Three Washington DC criminal codes deal with assault and its relation to intent in the area. These laws are as follows:

  • § 22-401: Assault (intent to poison, rob, kill; sexual abuse, child sexual abuse) – sentence no less than two-year imprisonment and not more than 15 years.
  • § 22-402: Assault (intent to commit mayhem; with dangerous weapon) – sentence can include up to 10-year imprisonment.
  • § 22-403: Assault (intent to commit another offense) – possible imprisonment no more than five years.

Mayhem and assault in the form of malicious disfigurement is also covered under Washington DC Criminal Code, but is less common in Washington DC assault cases. Those convicted of mayhem or malicious disfigurement may face imprisonment for no more than ten years.

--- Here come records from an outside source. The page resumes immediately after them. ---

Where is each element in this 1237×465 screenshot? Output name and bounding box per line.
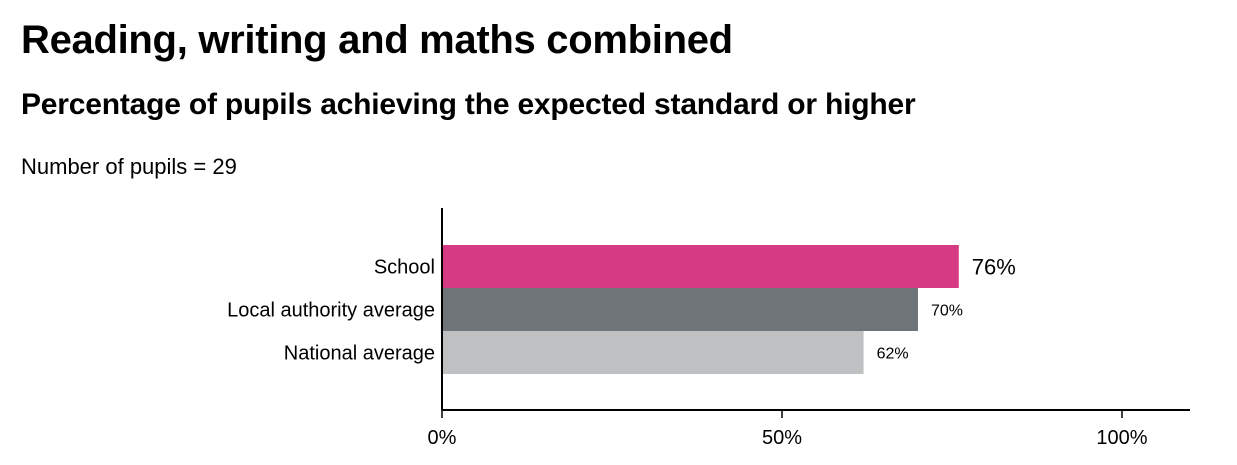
bar-0 [442,245,959,288]
pupil-count: Number of pupils = 29 [21,154,237,179]
x-tick-label: 50% [762,427,802,449]
bar-1 [442,288,918,331]
category-label: National average [284,343,435,365]
chart-title: Reading, writing and maths combined [21,18,733,62]
data-label: 70% [931,303,963,320]
chart-subtitle: Percentage of pupils achieving the expec… [21,88,916,121]
bar-2 [442,331,864,374]
x-tick-label: 0% [428,427,457,449]
data-label: 76% [972,255,1016,280]
x-tick-label: 100% [1096,427,1147,449]
category-label: School [374,257,435,279]
data-label: 62% [877,346,909,363]
category-label: Local authority average [227,300,435,322]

Assault on a Police Officer

Under § 22-405, it is illegal to assault a law enforcement officer, which the District of Columbia defines as follows:

  1. members of any police force operating in Washington DC
  2. designated civilian employees of the Metropolitan Police Department
  3. fire department members
  4. licensed special police officers
  5. penal or correctional officers
  6. District of Columbia code inspectors and investigators

Washington DC also enforces this law against assaults (including resisting arrest) that occur against a law enforcement officer when the accused believes that the arrest is unlawful, provided that the accused believes that the arresting officer is indeed a law enforcement agent. Those convicted of assault, resisting arrest, or intimidation against a law enforcement officer may face a fine not to exceed $1,000, and up to 180 days imprisonment. Should the assault cause significant bodily harm, the sentence can be increased to up to a ten-year imprisonment and a $25,000 fine.

Aggravated Assault

Aggravated assault is the most serious assault charge possible in Washington DC, with hefty potential penalties depending on the crime. Attempted aggravated assault carries a possible $12,500 fine and five-year prison sentence. Successful aggravated assault doubles the penalty to a potential $25,000 fine and ten-year imprisonment. Washington DC assault lawyers generally understand aggravated assault to be knowing or purposeful bodily injury to another person. Aggravated assault can also be defined as engaging in conduct that creates a risk for such injury, and indeed causes a serious injury. This sentences are included in Washington DC Criminal Code § 22-404.01.

Threats to Do Bodily Harm

Threatening another person with bodily harm in Washington DC is a crime under § 22-407. Those convicted of threatening assault in the District of Columbia can face up to six months in prison and a $1,000 fine. Once convicted, you can also be required to pay a bond for up to one year. Your Washington DC assault attorney can help you fight misdemeanor charges like threats to do bodily harm.